With both a shutout victory and a confused loss, Yale tasted perfection and ruin in a single afternoon, proving how quickly a baseball game can turn around.
The baseball team found mixed results in the Ivy season opener at Princeton on Saturday. The first game was a beautiful 6-0 shutout and near perfect game, but the second was a lost 9-3 match that was evenly played until the eighth inning, when the Tigers rallied to save the second half of their home twin-bill.
Meanwhile, the doubleheader against Cornell originally slated for Sunday afternoon was rescheduled for Tuesday due to rainy weather.
“We faced two prospect pitchers on our first day — ones likely to be drafted in the future — and our pitchers came out and battled,” captain Stefan Schropp ’09 said. “Our hitters didn’t back down.”
Almost a perfect game
In the first game, pitcher Vinny Lally ’11 worked his way to an almost perfect shutout while third baseman Andy Megee ’11 dominated at the plate. Megee earned five RBI off four hits. Lally set down the first 19 batters to come his way and completed nine strikeouts before allowing just one hit in the seventh.

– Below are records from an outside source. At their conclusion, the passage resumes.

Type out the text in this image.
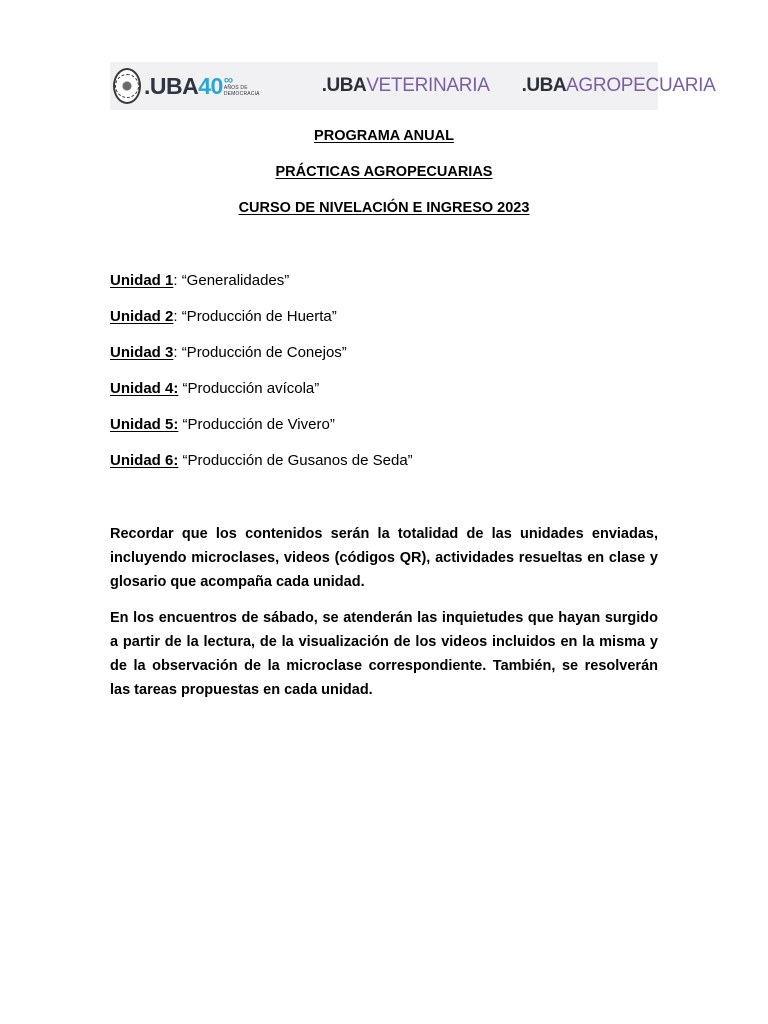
.UBA 40 ∞
AÑOS DE
DEMOCRACIA	.UBA VETERINARIA .UBA AGROPECUARIA
PROGRAMA ANUAL
PRÁCTICAS AGROPECUARIAS
CURSO DE NIVELACIÓN E INGRESO 2023
Unidad 1: “Generalidades”
Unidad 2: “Producción de Huerta”
Unidad 3: “Producción de Conejos”
Unidad 4: “Producción avícola”
Unidad 5: “Producción de Vivero”
Unidad 6: “Producción de Gusanos de Seda”

Recordar que los contenidos serán la totalidad de las unidades enviadas, incluyendo microclases, videos (códigos QR), actividades resueltas en clase y glosario que acompaña cada unidad.

En los encuentros de sábado, se atenderán las inquietudes que hayan surgido a partir de la lectura, de la visualización de los videos incluidos en la misma y de la observación de la microclase correspondiente. También, se resolverán las tareas propuestas en cada unidad.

The Elis put their first runs on the board early in top of the first when Megee’s triple to right field scored Schropp, who had drawn a walk. In the bottom of the inning, Princeton went three-up, three-down — an early indication Yale’s dominance to come.
Yale added another run in the third inning off a second strong hit from Megee, whose double sent Schropp home.
In the fifth, Gant Elmore ’11 singled to center field and quickly took second on a wild pitch. Megee singled for the RBI.
Schropp said Megee’s consistent hitting over the weekend was invaluable to the team’s success.
“As a competitor, it is unbelievable to come off a professional prospect pitcher with a 94-95 fastball,” he said. “He carried the offense for us.”
Yale added three runs to the board in the seventh when Megee contributed two more RBI and Trygg Larsson-Danforth ’10 singled to left center for a third of the inning.
Through the sixth inning, Lally was looking at a perfect game. He nearly succeeded but was foiled in the final seventh inning when Princeton’s Dan DeGeorge doubled to center field. He then advanced to third on a wild pitch, but the Elis saved the shutout as shortstop Matt Schmidt ’12 threw out Princeton’s Jack Murphy at first for the final out of the game.
“A perfect game is one of those things in baseball that rarely happens,” Lally explained. “I first thought about just keeping the team in the game, but the last inning I wanted to get it.”
Tigers rally for second win
Princeton came back for the second game looking for revenge and re-entered Clarke Field seeking redemption.
Joe Castaldi ’10 opened on the mound for the Elis and held the Tigers scoreless through the sixth.
The Elis first scored in the second inning when Charlie Neil ’12 singled to center. Chris Sweeney ’10 sacrifice bunted, sending Neil to second base. Neil then stole third and scored on two wild pitches.
In the next inning, Schmidt doubled to right and advanced to third on an error. Schropp earned the RBI with a hit to the shortstop, which was turned into a double play. Yale scored again in the sixth with a homer by Sweeney over the right field fence. At this point, the Bulldogs led 3-0.
Then the Elis’ situation deteriorated. In the bottom of the sixth, Princeton quickly got two men on base and forced a Yale pitching change. Robert Gruber ’10 stepped onto the mound with runners on second and third, and let in the first Tiger runs of the day. Princeton scored two runs before the Elis got out of the inning.
Yale held on to their one-run lead until the eighth when the Tigers rallied to a seven-run inning. After the first run of the inning, Eric Shultz ’12 replaced Gruber on the mound. After eight hits in the inning and two errors, the Elis were finally able to shut down the vindictive Princeton machine. Yale, unable to mount a comeback in the ninth, lost 9-3.
“Princeton’s bats woke up late in the second game,” Lally said.
But Megee added, “They’re supposed to be one of the best in the Ivy League, but I wasn’t impressed. I thought we played better than them. Joe [Castaldi] deserved the second game.”
Sunday’s doubleheader against Cornell has been rescheduled for Tuesday at 12:00 p.m. in Ithaca, N.Y. Tuesday’s originally scheduled contest against Maine has been cancelled.